The tractor stuck in Long's mind as he started the career that would make him one of the nation's most prominent writers and illustrators of children's books. He has illustrated books by President Barack Obama (Of Thee I Sing) and Madonna (Mr. Peabody's Apples).
Eventually he decided to make a plucky little tractor the hero of a series of his children's books, which he writes and illustrates. Otis has lights that are "eyes" (the moving gleams inside them show expression), moving "eyebrows" that are pieces of metal and a mouth that is a pure piece of whimsy. His button nose is perched on what appear to be vents.
In the Otis books, the tractor has adventures on the farm with his friends, which include cows, a floppy-eared mixed-breed puppy, a flock of geese and a horse.
Leonardo da Vinci's favorite thing to draw was a horse. Long is the same.
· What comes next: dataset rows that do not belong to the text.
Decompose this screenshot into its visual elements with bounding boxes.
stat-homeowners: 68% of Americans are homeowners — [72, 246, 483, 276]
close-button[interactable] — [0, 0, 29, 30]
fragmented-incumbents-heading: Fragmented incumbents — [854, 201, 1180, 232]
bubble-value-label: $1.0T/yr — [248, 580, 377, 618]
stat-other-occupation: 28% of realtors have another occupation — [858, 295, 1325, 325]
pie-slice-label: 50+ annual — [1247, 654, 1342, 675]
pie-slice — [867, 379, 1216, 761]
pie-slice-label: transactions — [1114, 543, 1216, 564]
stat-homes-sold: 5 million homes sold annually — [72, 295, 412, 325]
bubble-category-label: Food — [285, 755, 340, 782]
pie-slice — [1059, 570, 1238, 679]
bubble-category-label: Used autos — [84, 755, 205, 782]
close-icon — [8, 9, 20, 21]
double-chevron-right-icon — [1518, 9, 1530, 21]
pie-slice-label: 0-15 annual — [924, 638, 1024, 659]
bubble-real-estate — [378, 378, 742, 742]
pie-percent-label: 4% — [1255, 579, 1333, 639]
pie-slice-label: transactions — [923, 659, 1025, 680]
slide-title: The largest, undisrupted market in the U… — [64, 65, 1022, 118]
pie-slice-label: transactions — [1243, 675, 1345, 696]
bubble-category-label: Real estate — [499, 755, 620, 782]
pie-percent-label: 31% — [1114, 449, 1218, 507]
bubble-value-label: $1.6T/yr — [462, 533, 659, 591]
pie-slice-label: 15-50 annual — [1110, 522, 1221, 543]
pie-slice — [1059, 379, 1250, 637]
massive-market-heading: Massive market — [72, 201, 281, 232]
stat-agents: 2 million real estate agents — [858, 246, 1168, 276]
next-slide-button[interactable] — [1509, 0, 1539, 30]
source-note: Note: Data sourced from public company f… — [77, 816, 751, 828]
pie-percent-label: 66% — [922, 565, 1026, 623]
He remembers going to Keeneland and stationing himself in the paddock just to watch the powerful musculature of the horses as they were led through.
"These enormous horses, three feet away from you, you look up in awe at that awesome specimen," Long says.
But that old tractor has been his muse.
Long is coming to Joseph-Beth Booksellers in Lexington and to Coffee Tree Books in Morehead for his new book in the Otis series, Otis and the Scarecrow (Philomel, $17.99).
In the new book, Otis and his farm friends are initially wary of a scowling scarecrow that is brought to their cornfield, but Otis eventually shows a glimmer of empathy for the scarecrow. He and his friends flock around the lone figure, offering it friendship without conditions.
Whether the scarecrow reciprocates is left vague. Even children's books sometimes leave readers wondering with a thoughtful little cliffhanger.
"It's a book about having empathy, a simple thought, to think for a second about the other person, no matter if you're a little kid in school or a grown-up," Long says.
He remains grateful to his art teacher at Lafayette High School, Nancy Clifton, for being a mentor and showing him the work of other artists.
"She was very tender with me and very encouraging with me and singled me out in a way that gave me a lot of confidence about being something special," Long says.
He has tried to contact her, just to say thanks: "All I would want to say is, thank you for impacting my life."
Long says the Otis books strike a balance between the text and artwork to convey an emotion, such as the contemplative look in Otis' headlight eyes when he begins to consider the lonely plight of the scarecrow.
"I want these children and their parents — but mainly the children that are my audience — I want them to feel my art," Long says. "I don't want them to just look at a drawing. I want them to feel the drawing. You can't just draw a tractor. You want to draw a tractor that has a warm beating heart."